Why would sexual behavior among African Americans, homosexual and heterosexual, be more risky than sexual behavior among white Americans? And why would sexual behavior be exceptionally risky in southern states? Or is there more to high HIV prevalence than levels of sexual behavior and types of sexual practice?

To put it another way, do African Americans tend to conform to the many stereotypes about them, such as levels of sexual behavior, types of sexual behavior, attitudes towards sex, etc? Or are there things about the environment, such as living conditions, economic and social conditions and conditions in healthcare facilities, for example, that increase the risk of infection that African Americans face?

It’s hard to know what conditions, exactly, could increase risk to such a degree, or even how. But there certainly are factors that are particularly acute in southern states. The bottom 11 states for life expectancy are in the southern region, as are most of the states with the highest incarceration rates. Almost all the poorest states are in the south. States with the lowest rankings for educational attainment, at all levels, are in the south. Rates of unemployment and homicide rates are high.
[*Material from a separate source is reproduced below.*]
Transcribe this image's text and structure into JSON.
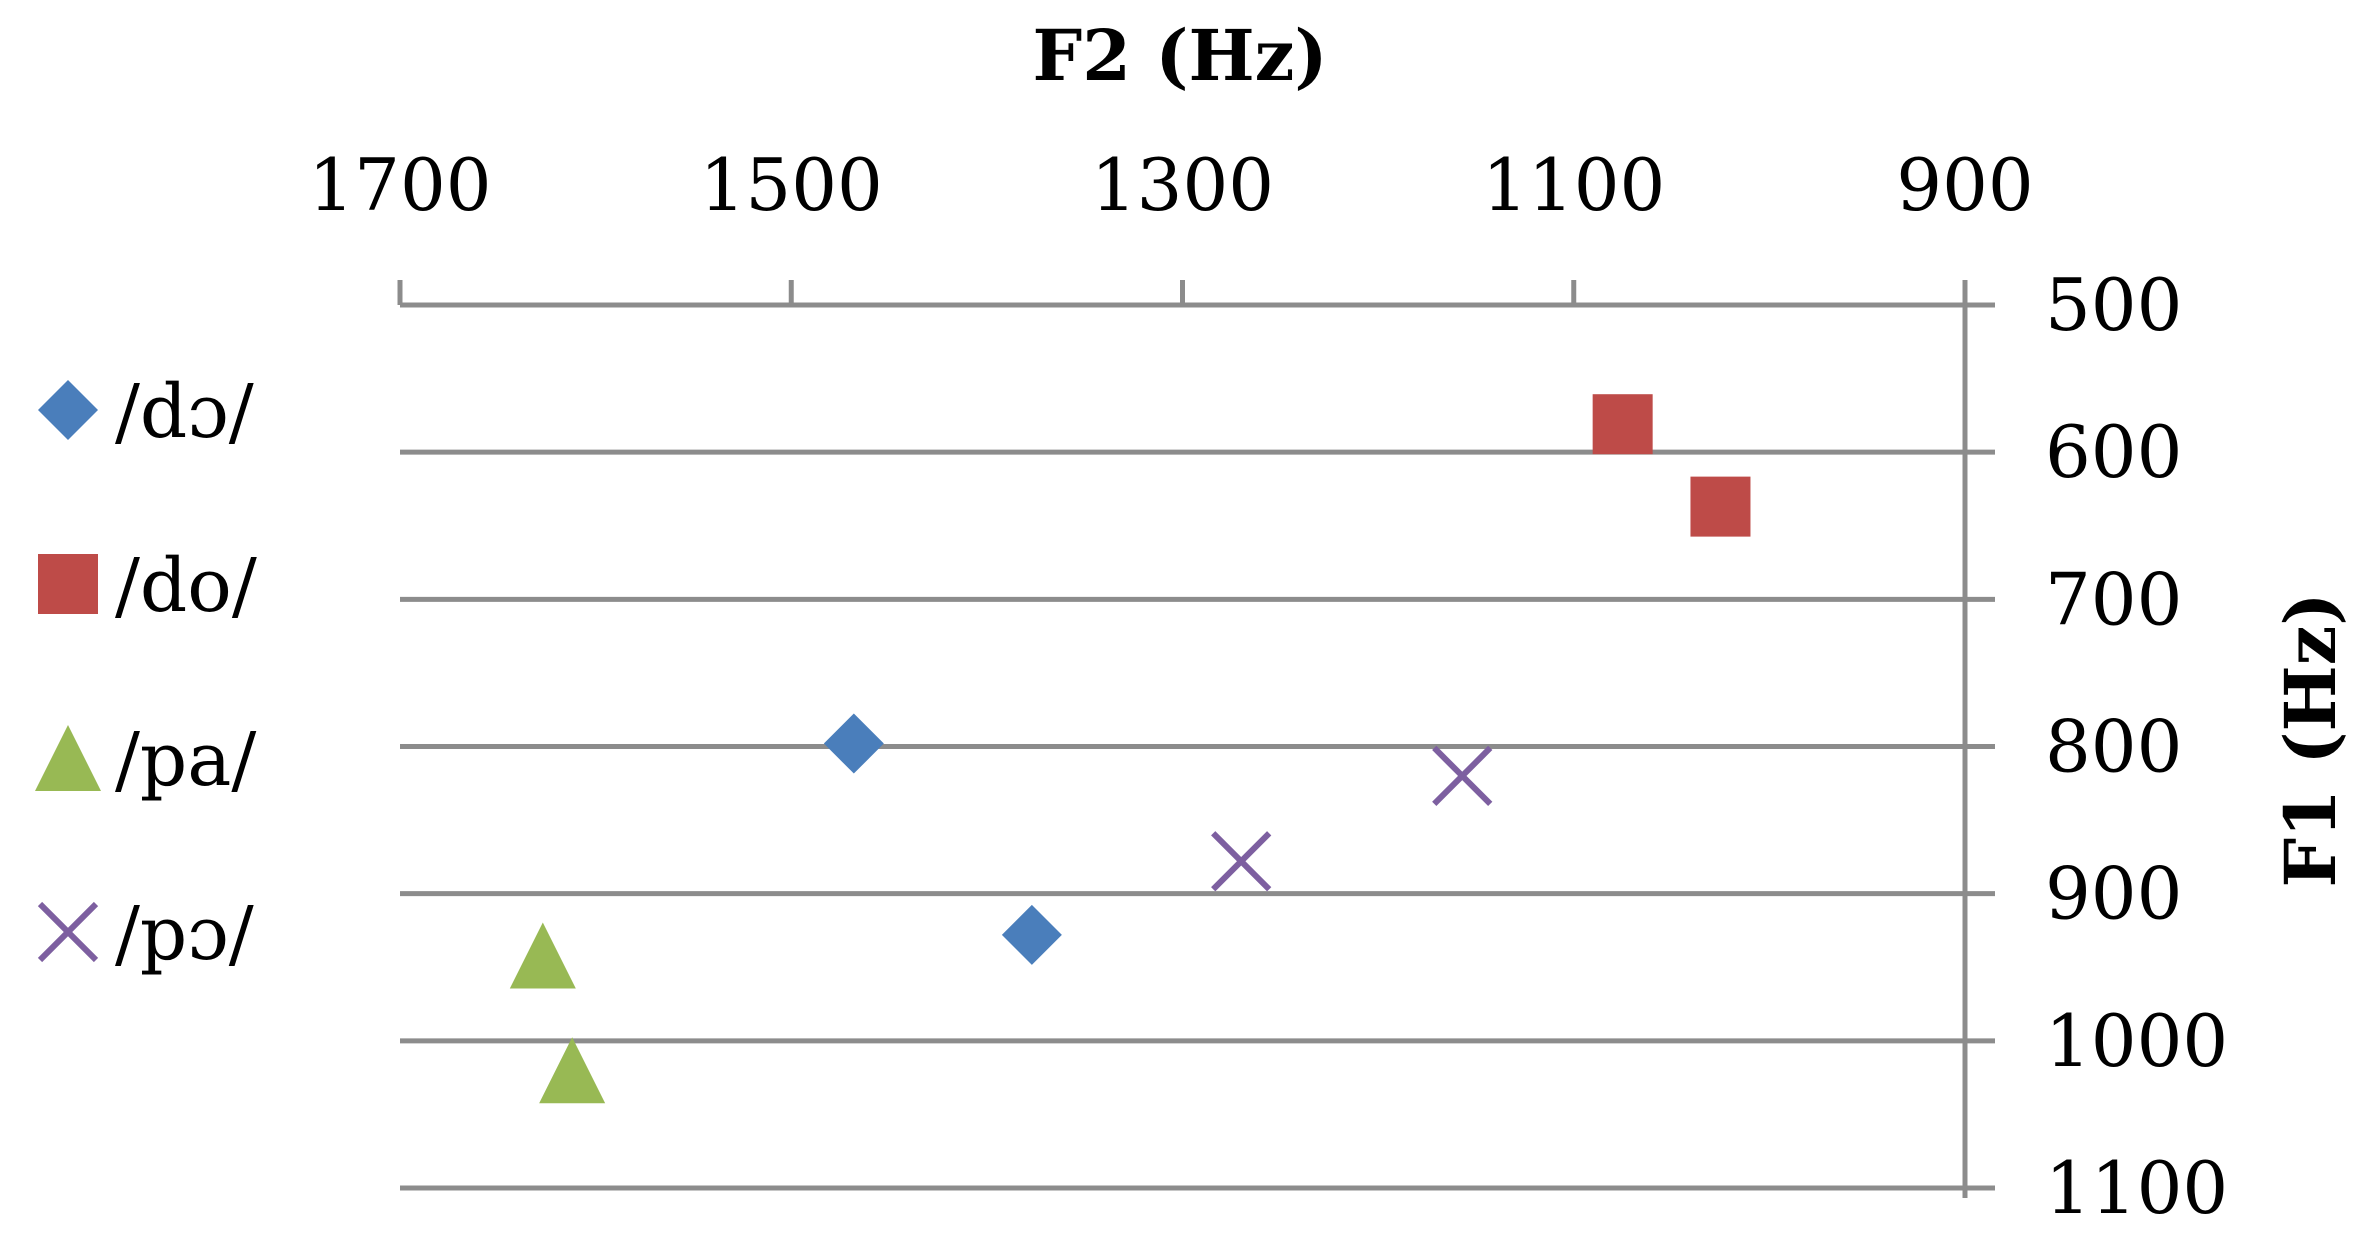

Of course, some of the southern states are among the richest by GDP, with the highest household income. But they also have the some of the highest levels of inequality, with several states ranking lowest for economic indicators and several ranking poorest in the US. As a result, most of the states with the lowest Human Development Index are in the southern region. Rates of religiosity are high.

Some sexual practices are low risk for HIV, some are high risk. But why do African Americans, gay and straight, face far higher risk of infection than white people? Prevalence in Somalia, Senegal, Niger, Sudan, Morocco, Tunisia and Egypt is lower than in the US (.6%). Prevalence in Burundi, DRC, Liberia, Burkina Faso, Eritrea and Mauritania is lower than in the US south (1.12%). HIV prevalence does not correlate well with sexual behavior data. So what other factors could be involved?